Fitch cuts Paramount to junk grade after $31-a-share Warner deal
Fitch downgraded Paramount Skydance to BB+ and placed it on negative watch after the $31-a-share acquisition of Warner Bros. Discovery, citing sharply higher leverage.

Fitch Ratings downgraded Paramount Skydance and Paramount Global’s long-term issuer default ratings from investment grade to BB+, placing the company on negative watch and warning the planned takeover of Warner Bros. Discovery would leave Paramount with “materially elevated leverage.”
The move follows Paramount’s $31-per-share offer to acquire Warner Bros. Discovery and ends a bidding contest in which Netflix exited after Paramount’s higher bid. Fitch said the downgrade reflects the scale and complexity of the deal and the limited information available about how the combined company will be financed and structured. “Limited visibility” into the post-transaction capital structure — including the ranking and security package of any new debt and the split between secured and unsecured tranches — raises concerns that the deal could create “structural subordination and potential priming of existing unsecured creditors,” Fitch said.
Paramount agreed to take on roughly $33 billion of Warner Bros. Discovery debt, a figure that contributes to estimates that the combined company will carry about $79 billion in long-term or net debt. Market commentary has described the transaction as one of the largest media mergers in history, though estimates of the deal’s enterprise value diverge; some analyses place it near $110–111 billion, while another metric cited in reporting flagged an $81 billion figure. Fitch did not resolve those discrepancies in its statement, and it placed particular emphasis on how new borrowings would be layered across the group.

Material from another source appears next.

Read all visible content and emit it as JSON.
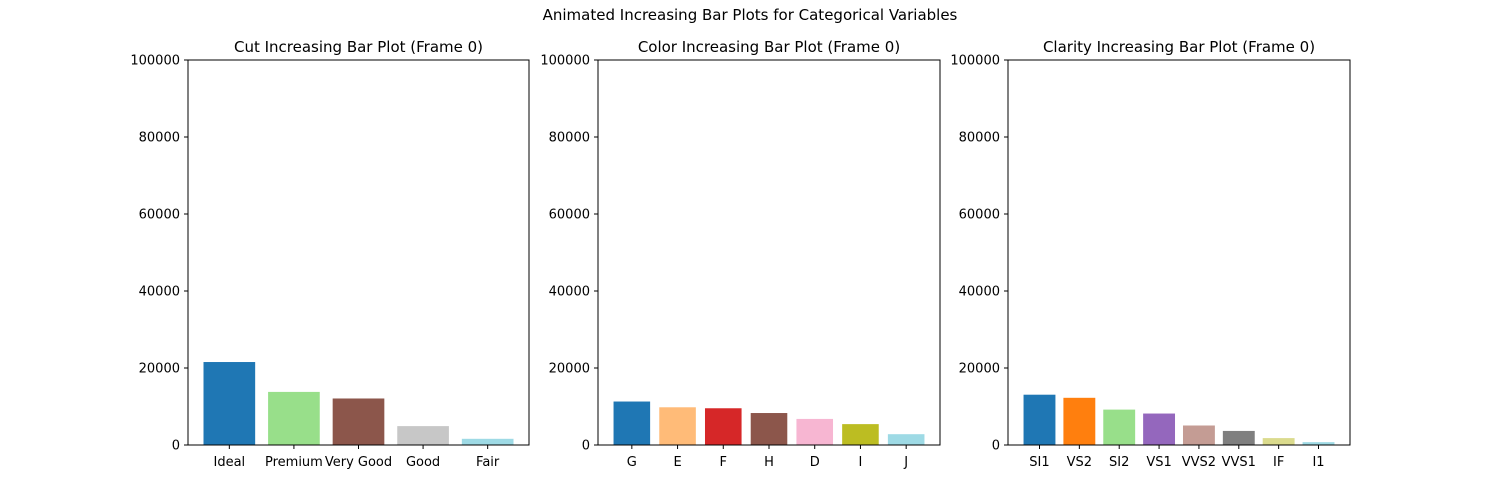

Fitch also cited industry-wide pressures and the cost of transforming legacy media businesses as drivers of weak near-term free cash flow. “This rating downgrade reflects competitive pressures across the media industry,” the agency said, noting that transformation costs could lengthen the time required to improve leverage and cash generation. Moody’s and S&P Global had already put Paramount on review for potential downgrades earlier in the week, signaling consensus concern among the major rating agencies.
The ratings action had an immediate market impact. Paramount Skydance shares dropped more than 8 percent after the downgrade was reported, reflecting investor anxiety about higher finance costs and execution risk while the company sits on negative watch pending clarity on financing and deleveraging plans.

Fitch’s negative watch means the rating could be cut further if Paramount does not provide definitive detail about how the deal will be financed, the expected capital-structure treatment of new debt and the timeline and measures for deleveraging. The agency flagged the potential for a more bifurcated secured-versus-unsecured capital structure that could prioritize new secured lenders ahead of existing unsecured creditors.
The downgrade sharpens the commercial stakes for Paramount and for lenders expected to underwrite the transaction. Higher-rated debt would likely carry increased spreads, raising the overall cost of financing and complicating any plan to retire or refinance borrowings quickly. As the transaction moves toward closure, investors and creditors will watch for concrete capital-structure proposals and a credible deleveraging path to determine whether the company can restore its investment-grade standing.